Nosso País, até recentemente, era considerado uma economia emergente, ou seja, capaz de sair do subdesenvolvimento e tornar-se uma nação avançada.
O que assistimos hoje é uma inversão de expectativas. Ao invés de avançarmos rumo a um futuro próspero, estamos retrocedendo de volta à triste condição de país subdesenvolvido.
A vida nos países subdesenvolvidos é sempre uma vida de muito sacrifício. As pessoas trabalham duro a vida inteira e não conseguem sair do lugar. E o que é pior: além da falta de chances de melhorar de vida, o trabalhador ainda vê, como acontece no Brasil, por cada ano de trabalho, cinco meses do seu salário ser tomado pelo Estado, sob a forma de impostos e taxas, enquanto a sua própria família passa necessidades.
O que aconteceu? Por que deixamos a condição de país emergente e estamos voltando, de ponta cabeça, para o subdesenvolvimento?
Para sair do subdesenvolvimento o país precisa ter uma economia forte. O que faz a economia ser forte é o crescimento do mercado, das empresas, das indústrias, das prestadoras de serviço. Ou seja: o instrumento para sairmos do subdesenvolvimento é um mercado dinâmico, que dê aos investidores confiança para criarem mais empreendimentos, criando um ciclo de prosperidade que gere mais e melhores empregos, e, com isso, mais e melhores salários. É exatamente isso que acontece nos países de economia avançada.
O que aconteceu aqui, que nos deixou nessa crise, foi que o governo petista, ao invés de cuidar do desenvolvimento da economia brasileira, desperdiçou nossos recursos criando 39 ministérios, empregando 25 mil companheiros em cargos comissionados e emprestando dinheiro, de forma sigilosa, para Cuba, Venezuela, Angola e outros países com os quais tem afinidade ideológica.

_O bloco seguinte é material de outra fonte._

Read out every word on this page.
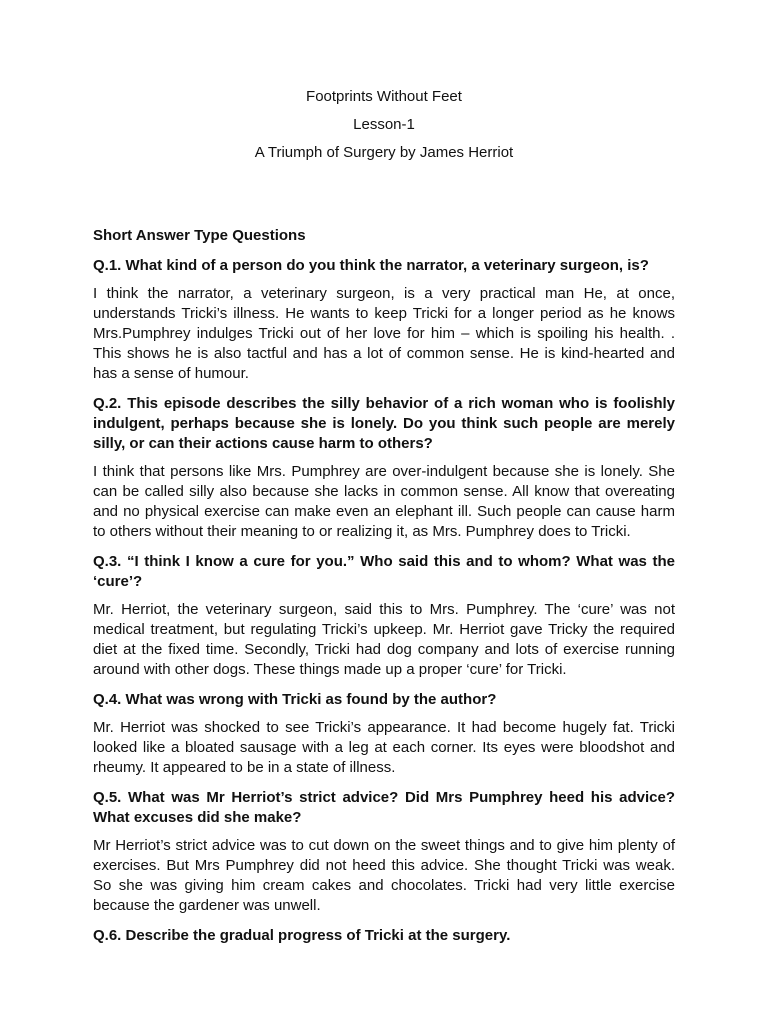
Footprints Without Feet
Lesson-1
A Triumph of Surgery by James Herriot
Short Answer Type Questions
Q.1. What kind of a person do you think the narrator, a veterinary surgeon, is?
I think the narrator, a veterinary surgeon, is a very practical man He, at once, understands Tricki’s illness. He wants to keep Tricki for a longer period as he knows Mrs.Pumphrey indulges Tricki out of her love for him – which is spoiling his health. . This shows he is also tactful and has a lot of common sense. He is kind-hearted and has a sense of humour.
Q.2. This episode describes the silly behavior of a rich woman who is foolishly indulgent, perhaps because she is lonely. Do you think such people are merely silly, or can their actions cause harm to others?
I think that persons like Mrs. Pumphrey are over-indulgent because she is lonely. She can be called silly also because she lacks in common sense. All know that overeating and no physical exercise can make even an elephant ill. Such people can cause harm to others without their meaning to or realizing it, as Mrs. Pumphrey does to Tricki.
Q.3. “I think I know a cure for you.” Who said this and to whom? What was the ‘cure’?
Mr. Herriot, the veterinary surgeon, said this to Mrs. Pumphrey. The ‘cure’ was not medical treatment, but regulating Tricki’s upkeep. Mr. Herriot gave Tricky the required diet at the fixed time. Secondly, Tricki had dog company and lots of exercise running around with other dogs. These things made up a proper ‘cure’ for Tricki.
Q.4. What was wrong with Tricki as found by the author?
Mr. Herriot was shocked to see Tricki’s appearance. It had become hugely fat. Tricki looked like a bloated sausage with a leg at each corner. Its eyes were bloodshot and rheumy. It appeared to be in a state of illness.
Q.5. What was Mr Herriot’s strict advice? Did Mrs Pumphrey heed his advice? What excuses did she make?
Mr Herriot’s strict advice was to cut down on the sweet things and to give him plenty of exercises. But Mrs Pumphrey did not heed this advice. She thought Tricki was weak. So she was giving him cream cakes and chocolates. Tricki had very little exercise because the gardener was unwell.
Q.6. Describe the gradual progress of Tricki at the surgery.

Ao invés de investirem na saúde, no transporte, na segurança, na melhoria da infraestrutura e do saneamento básico, gastaram o dinheiro público em medidas que tinham um único objetivo: ganhar a eleição. Daí a propaganda da diminuição na conta de luz, cuja diferença era paga com dinheiro do Tesouro e, como consequência, causou um rombo de bilhões, que estamos tendo de pagar agora, com juros pesadíssimos. Daí a propaganda da gasolina que não subia, enquanto a Petrobrás era saqueada e hoje tem dificuldade até em calcular quanto foi o prejuízo. Fizeram isso e muito mais não porque era bom para o Brasil, mas porque dava voto.
E não tem desculpa. Dilma foi advertida por economistas de renome sobre as consequências de sua política econômica todos os dias, repetidamente, durante os quatro anos do seu primeiro mandato. Mas, mesmo assim, não mudou um milímetro. Só depois das eleições, depois de ter dito na TV que 2015 ia “bombar” – o que ela sabia que não era verdade – é que a máscara caiu. Como pode a presidente do Brasil mentir para o seu povo? Hoje ela colhe o que plantou. Ninguém confia mais nela e no seu partido.
Vamos passar anos com a economia parada, com o País retrocedendo, com os serviços públicos, que já eram péssimos, piorando ainda mais, com o aumento do desemprego e da inflação. O que o PT fez com o Brasil foi uma irresponsabilidade, um crime de consequências terríveis para a sua vítima, a população brasileira.
Em tudo isso, pode ser que haja uma coisa boa: aprendermos a lição. Repudiar os que fizeram tanto mal ao País e não deixar mais que eles nos enganem.